Farsça edebiyatın bütün zamanlarında en büyük kadın şairi Pervîn-i İtisâmî’den sonra ikinci sırada yer alan Furûğ-i Ferruhzâd, 1934 yılında Tahran'da dünyaya geldi. Çocukluk ve gençlik dönemlerini orta halli bir aile ortamında geçirdi. Bir ordu görevlisi babası Muhammed-i Ferruhzâd, çocuklarının eğitiminde kendine özgü bir tarz izleyerek, Furûğ’un ifadesiyle onları askeri disiplinle yetiştirmeğe çalışıyordu. Furûğ, ilkokulun ardından Kız Sanat Mektebi’ne devam etti. Daha sonra Güzel Sanatlar Akademisi’nde ressamlık eğitimi gördü. Bu sanatların etkileri şiirlerinde de göze çarpmaktadır. On altı yaşındayken annesinin akrabalarından o dönemler İran’ın hiciv yazarları arasında yer alan kendisinden on beş yaş daha büyük Pervîz-i Şâpûr ile ailelerinin karşı çıkmalarına rağmen evlenen Furûğ, bir süre sonra anlaşmazlık gerekçesiyle hem eşinden ve hem de Kâmyâr adlı oğlundan ayrılmak zorunda kaldı. [1]

On üç-on dört yaşlarında şiir yazmaya gazel ile başlayan Furûğ, şairliğinin ilk yıllarına ait bu gazellerinin hiçbirini neşretmedi. İlk şiirleri Hândenîhâ adlı dergide yayınlandı. Sanat hayatının kapılarını bir şair ve ressam olarak aralayan Furûğ, 1333 hş./1954 yılından itibaren şiir kitaplarını yayınlamaya başladı. Daha sonraları bu iki uğraşına yedinci sanat olarak adlandırılan sinemayı da ekledi. 1337 hş./1958 yılından itibaren film teknikleri ve sinemayla da yakından ilgilenmeye başlayan Furûğ'un hayatında yedinci sanatın da oldukça önemli yeri vardı. Dönemin ünlü sanatkârları ve yazarları arasında yer alan İbrâhîm-i Gulistân ile birlikte başta sinema olmak üzere çeşitli alanlarda çalışmalarda bulundu. “Gulistân Film”de onunla birlikte yıllarca çalıştı. 1959 yılında ilk olarak sinema alanında araştırmalar yapmak, film teknolojisiyle yakından tanışmak ve projelerini gerçekleştirme için ortam hazırlama amacıyla İngiltere'ye gitti. 1960’da İngiltere’den döndükten sonra sinemayla daha yakından ilgilenmeye başladı. İbrâhim-i Gulistân ile birlikte birkaç kısa metrajlı filme imza attı. Bu dönemin hatırası Tebriz'de çekimlerini gerçekleştirdiği “Hâne Siyâh Est” adlı filmidir. Söz konusu film, 1963 yılında Batı Almanya’da düzenlenen bir film festivalinde en iyi belgesel ödülü aldı. [2]

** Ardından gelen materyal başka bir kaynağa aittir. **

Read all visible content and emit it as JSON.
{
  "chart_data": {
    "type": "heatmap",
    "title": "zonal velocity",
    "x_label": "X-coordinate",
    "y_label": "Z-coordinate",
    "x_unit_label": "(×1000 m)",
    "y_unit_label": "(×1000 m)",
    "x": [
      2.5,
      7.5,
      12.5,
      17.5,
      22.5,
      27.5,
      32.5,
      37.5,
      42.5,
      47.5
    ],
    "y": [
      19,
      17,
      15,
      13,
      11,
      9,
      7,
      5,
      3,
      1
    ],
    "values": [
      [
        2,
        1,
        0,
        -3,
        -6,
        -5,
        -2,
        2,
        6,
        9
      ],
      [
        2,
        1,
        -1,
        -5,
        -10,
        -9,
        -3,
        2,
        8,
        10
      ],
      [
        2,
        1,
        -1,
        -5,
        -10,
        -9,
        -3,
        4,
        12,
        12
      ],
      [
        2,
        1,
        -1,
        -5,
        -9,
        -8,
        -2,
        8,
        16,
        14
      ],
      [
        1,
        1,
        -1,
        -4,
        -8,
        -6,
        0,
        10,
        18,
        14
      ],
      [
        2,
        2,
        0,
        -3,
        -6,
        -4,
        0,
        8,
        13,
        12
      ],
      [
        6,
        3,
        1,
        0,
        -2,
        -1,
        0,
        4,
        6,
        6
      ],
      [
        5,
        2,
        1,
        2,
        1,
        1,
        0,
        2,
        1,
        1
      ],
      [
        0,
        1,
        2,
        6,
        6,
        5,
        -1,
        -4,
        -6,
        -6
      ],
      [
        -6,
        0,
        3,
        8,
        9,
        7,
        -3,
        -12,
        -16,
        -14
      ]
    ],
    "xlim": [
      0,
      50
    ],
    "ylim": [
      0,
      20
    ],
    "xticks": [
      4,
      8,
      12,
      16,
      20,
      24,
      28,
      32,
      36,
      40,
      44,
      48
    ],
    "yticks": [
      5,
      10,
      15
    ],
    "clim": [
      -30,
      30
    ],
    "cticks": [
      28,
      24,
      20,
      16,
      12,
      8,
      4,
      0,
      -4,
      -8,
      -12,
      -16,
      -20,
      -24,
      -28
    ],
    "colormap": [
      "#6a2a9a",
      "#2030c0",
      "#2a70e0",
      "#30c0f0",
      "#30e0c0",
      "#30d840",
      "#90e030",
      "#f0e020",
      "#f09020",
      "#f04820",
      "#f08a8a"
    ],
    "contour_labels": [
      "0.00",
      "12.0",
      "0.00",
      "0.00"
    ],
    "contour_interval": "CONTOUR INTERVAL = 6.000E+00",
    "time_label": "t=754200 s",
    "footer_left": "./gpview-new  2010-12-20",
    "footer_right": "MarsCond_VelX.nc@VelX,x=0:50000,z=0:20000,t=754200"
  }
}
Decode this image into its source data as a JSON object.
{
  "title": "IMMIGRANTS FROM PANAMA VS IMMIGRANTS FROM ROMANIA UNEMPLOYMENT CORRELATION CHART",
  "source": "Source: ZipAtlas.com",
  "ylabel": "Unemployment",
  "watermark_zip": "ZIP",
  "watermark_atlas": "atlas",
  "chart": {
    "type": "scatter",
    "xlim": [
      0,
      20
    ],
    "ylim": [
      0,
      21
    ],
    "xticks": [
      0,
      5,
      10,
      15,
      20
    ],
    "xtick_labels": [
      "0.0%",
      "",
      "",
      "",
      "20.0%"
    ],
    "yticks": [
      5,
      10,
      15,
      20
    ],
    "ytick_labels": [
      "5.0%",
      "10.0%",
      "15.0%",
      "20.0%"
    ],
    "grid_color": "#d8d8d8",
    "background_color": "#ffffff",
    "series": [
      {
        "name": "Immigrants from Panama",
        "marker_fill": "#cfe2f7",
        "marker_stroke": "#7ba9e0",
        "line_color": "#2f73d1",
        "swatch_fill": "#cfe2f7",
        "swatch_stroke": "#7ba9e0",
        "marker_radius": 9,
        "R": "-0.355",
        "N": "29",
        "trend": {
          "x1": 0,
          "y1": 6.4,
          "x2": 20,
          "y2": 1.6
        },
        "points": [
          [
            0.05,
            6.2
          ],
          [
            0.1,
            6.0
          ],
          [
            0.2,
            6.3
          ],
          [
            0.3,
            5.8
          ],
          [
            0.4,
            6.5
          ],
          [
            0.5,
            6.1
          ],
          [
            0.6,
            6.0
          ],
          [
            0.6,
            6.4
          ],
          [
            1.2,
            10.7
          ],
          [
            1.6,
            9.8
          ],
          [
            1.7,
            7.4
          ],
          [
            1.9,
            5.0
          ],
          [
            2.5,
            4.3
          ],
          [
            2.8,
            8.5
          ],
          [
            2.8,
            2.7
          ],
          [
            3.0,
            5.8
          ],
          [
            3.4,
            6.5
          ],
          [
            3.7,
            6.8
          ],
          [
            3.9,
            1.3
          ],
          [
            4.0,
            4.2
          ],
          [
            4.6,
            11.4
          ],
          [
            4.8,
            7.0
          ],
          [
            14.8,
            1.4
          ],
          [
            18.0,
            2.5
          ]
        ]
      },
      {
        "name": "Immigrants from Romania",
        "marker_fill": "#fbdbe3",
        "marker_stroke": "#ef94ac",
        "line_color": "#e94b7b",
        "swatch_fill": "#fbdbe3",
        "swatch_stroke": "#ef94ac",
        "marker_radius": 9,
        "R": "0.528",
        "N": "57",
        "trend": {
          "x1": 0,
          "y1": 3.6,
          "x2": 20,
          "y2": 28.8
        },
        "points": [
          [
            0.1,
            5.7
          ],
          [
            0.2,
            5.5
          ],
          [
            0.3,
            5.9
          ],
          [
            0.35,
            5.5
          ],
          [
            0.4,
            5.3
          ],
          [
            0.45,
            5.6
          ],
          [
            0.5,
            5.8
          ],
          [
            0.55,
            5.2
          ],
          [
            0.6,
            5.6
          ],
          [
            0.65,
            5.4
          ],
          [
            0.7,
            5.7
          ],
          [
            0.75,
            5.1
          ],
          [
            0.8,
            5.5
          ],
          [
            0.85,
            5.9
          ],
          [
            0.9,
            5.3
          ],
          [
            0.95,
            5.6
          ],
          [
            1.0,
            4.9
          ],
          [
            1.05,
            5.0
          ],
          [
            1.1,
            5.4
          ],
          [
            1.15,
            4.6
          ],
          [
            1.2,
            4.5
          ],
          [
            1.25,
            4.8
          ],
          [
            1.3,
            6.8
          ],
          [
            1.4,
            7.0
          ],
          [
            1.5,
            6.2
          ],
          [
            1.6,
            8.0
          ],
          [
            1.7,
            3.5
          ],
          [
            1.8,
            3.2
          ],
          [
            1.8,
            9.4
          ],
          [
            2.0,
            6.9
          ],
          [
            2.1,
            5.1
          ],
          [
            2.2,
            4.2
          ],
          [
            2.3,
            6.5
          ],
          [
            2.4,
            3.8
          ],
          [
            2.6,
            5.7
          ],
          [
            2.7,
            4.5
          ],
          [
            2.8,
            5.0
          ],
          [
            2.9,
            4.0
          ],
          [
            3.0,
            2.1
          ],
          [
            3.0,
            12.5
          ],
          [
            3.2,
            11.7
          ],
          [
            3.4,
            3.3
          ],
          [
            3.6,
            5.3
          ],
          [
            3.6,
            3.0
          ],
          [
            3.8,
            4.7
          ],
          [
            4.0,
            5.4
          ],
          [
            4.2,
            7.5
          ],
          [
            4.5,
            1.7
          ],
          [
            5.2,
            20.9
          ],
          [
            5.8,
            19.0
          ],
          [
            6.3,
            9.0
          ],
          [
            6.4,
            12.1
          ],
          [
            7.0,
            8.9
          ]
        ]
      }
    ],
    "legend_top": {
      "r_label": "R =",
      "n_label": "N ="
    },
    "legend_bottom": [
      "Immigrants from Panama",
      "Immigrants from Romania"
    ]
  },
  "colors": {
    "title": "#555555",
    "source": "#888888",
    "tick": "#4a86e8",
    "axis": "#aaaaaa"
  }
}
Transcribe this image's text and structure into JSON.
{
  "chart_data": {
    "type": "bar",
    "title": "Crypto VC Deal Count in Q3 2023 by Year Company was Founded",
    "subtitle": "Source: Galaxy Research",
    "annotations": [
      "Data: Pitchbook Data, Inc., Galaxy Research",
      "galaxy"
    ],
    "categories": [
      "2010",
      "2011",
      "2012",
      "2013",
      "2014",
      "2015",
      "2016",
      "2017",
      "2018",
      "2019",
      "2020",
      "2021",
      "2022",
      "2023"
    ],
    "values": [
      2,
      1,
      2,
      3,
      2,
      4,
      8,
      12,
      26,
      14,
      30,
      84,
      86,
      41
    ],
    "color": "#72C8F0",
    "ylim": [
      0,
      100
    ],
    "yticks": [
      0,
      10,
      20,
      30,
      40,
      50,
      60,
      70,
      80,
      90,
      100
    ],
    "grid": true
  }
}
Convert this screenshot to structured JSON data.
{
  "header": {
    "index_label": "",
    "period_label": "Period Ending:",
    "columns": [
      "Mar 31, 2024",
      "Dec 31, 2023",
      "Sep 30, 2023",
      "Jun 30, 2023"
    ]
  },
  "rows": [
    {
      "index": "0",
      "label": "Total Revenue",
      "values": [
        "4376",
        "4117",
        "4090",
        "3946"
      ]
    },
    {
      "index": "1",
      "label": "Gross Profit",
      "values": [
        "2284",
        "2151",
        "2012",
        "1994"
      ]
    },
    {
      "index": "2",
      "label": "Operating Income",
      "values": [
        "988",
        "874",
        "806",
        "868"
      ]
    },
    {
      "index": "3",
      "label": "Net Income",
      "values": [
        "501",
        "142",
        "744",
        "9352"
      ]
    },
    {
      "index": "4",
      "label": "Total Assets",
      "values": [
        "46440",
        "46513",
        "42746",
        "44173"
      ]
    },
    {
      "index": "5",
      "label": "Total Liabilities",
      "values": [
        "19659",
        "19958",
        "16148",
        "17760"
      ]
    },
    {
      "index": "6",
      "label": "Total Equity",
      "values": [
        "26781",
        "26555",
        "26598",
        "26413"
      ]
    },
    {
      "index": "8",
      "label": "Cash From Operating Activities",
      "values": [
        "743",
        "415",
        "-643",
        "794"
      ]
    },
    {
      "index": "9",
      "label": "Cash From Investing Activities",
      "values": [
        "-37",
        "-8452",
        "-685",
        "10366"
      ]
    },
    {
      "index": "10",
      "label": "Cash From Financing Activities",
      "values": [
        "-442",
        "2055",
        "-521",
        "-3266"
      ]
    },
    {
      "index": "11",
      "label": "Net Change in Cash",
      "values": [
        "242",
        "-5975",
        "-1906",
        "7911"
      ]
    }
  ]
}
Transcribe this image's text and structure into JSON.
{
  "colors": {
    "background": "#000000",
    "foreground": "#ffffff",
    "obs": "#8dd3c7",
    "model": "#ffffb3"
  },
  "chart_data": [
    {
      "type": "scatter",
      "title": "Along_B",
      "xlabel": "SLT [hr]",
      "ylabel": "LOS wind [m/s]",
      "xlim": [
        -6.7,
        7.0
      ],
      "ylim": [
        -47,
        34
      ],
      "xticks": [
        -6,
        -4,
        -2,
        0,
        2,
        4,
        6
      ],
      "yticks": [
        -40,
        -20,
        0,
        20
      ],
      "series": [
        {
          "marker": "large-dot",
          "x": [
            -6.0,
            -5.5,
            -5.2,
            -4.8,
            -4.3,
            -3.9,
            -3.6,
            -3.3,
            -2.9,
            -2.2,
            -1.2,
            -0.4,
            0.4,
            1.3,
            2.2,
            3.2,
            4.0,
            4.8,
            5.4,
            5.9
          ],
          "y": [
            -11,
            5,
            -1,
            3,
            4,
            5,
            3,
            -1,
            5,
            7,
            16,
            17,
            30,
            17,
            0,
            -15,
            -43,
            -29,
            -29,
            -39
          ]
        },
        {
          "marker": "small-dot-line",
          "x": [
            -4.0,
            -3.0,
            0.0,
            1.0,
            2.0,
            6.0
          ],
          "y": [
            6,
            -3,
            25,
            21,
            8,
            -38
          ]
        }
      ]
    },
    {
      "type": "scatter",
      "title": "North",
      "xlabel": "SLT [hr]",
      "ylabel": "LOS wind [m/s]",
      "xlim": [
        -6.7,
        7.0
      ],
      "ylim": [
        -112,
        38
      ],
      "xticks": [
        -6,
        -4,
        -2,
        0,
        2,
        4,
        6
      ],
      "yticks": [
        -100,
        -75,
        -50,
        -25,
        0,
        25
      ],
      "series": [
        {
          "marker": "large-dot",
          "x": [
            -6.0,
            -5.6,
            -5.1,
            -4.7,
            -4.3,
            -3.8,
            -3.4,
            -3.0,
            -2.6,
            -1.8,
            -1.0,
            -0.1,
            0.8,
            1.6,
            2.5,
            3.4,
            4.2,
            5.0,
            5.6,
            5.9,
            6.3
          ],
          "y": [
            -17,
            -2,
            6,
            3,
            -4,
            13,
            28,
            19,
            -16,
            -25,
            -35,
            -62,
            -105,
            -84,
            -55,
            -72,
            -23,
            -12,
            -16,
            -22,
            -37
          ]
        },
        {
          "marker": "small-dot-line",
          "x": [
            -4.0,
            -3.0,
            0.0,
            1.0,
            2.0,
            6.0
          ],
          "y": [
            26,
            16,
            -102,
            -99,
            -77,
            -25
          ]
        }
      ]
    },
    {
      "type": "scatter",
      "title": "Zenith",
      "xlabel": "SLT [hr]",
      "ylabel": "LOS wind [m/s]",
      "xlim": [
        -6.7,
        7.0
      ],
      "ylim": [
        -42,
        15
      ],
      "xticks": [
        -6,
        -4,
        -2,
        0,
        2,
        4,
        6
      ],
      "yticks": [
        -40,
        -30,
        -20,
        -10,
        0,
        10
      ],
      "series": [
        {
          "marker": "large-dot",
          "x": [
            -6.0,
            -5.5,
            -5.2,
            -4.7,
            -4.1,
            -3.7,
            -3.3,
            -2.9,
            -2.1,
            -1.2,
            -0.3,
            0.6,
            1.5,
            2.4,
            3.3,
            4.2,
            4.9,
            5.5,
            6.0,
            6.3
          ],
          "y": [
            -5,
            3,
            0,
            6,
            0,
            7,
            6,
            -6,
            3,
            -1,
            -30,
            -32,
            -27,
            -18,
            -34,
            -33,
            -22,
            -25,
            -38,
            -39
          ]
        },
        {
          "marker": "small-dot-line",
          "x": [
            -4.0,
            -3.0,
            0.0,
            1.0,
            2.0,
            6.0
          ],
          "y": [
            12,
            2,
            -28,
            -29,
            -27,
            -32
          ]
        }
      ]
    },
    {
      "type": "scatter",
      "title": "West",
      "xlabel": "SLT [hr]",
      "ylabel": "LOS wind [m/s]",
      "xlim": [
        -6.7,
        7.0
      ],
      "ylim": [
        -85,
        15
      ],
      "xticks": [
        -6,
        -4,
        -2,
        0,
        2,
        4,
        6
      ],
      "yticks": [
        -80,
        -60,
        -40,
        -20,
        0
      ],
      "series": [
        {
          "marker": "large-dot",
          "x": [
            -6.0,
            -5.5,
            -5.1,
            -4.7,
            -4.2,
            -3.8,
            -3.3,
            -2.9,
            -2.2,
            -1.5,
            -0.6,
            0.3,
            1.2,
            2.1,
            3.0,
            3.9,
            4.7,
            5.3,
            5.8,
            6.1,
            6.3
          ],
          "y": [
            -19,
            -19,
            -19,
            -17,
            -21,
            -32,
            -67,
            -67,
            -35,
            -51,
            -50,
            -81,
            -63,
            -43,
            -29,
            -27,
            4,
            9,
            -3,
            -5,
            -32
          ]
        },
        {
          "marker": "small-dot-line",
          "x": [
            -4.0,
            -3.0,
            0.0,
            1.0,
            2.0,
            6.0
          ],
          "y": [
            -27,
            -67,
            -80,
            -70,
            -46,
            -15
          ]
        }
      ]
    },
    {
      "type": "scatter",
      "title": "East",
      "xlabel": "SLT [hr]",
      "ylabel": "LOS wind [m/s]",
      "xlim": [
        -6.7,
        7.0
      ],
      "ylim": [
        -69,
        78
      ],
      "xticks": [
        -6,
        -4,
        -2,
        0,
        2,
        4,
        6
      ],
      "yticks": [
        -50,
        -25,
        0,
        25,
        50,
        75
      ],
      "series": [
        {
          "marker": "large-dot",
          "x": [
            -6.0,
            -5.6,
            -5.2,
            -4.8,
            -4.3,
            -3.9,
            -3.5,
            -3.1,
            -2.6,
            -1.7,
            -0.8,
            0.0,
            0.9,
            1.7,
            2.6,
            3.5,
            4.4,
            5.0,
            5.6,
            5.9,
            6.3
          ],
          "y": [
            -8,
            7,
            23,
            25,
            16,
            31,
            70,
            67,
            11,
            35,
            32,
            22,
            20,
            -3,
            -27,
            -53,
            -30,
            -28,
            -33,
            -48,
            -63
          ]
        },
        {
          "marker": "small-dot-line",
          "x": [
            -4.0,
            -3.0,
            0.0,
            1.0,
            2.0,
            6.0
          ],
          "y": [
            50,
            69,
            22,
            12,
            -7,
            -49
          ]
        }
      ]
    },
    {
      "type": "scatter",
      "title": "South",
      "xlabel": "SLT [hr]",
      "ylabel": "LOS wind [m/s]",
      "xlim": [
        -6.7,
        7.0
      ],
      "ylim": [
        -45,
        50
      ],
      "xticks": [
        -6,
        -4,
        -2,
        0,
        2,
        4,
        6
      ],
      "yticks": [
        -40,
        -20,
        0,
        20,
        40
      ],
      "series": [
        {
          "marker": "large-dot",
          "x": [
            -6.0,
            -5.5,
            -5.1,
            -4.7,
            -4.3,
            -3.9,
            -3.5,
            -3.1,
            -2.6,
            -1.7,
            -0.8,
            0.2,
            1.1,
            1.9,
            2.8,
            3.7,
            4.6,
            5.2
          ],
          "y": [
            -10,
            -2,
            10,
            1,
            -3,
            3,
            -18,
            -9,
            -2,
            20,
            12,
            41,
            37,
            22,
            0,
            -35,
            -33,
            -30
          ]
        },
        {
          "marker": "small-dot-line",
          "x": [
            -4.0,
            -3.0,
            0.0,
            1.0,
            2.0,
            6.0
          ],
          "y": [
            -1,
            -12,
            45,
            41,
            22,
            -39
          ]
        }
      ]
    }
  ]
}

Daha sonraki yıllarda İbrâhim-i Gulistân ile başta Hışt u Âyine olmak üzere birkaç film daha yapan Furûğ, 1964 yılında İtalya, Almanya ve Fransa'yı kapsayan bir seyahatte bulundu. Avrupa'da kaldığı sürede Almanca ve İtalyanca öğrendi.[3]

Kendi ifadesiyle yalnız bir kadın olan, kocasından ayrılmasıyla daha da yalnızlaşan, şiiri ve sinemayı sanat hayatının bir sırdaşı, bir yoldaşı olarak algılayan Furûğ-i Ferruhzâd, 1966 yılında otomobiliyle geçirdiği bir trafik kazasında 32 yaşında vefat etti. [4]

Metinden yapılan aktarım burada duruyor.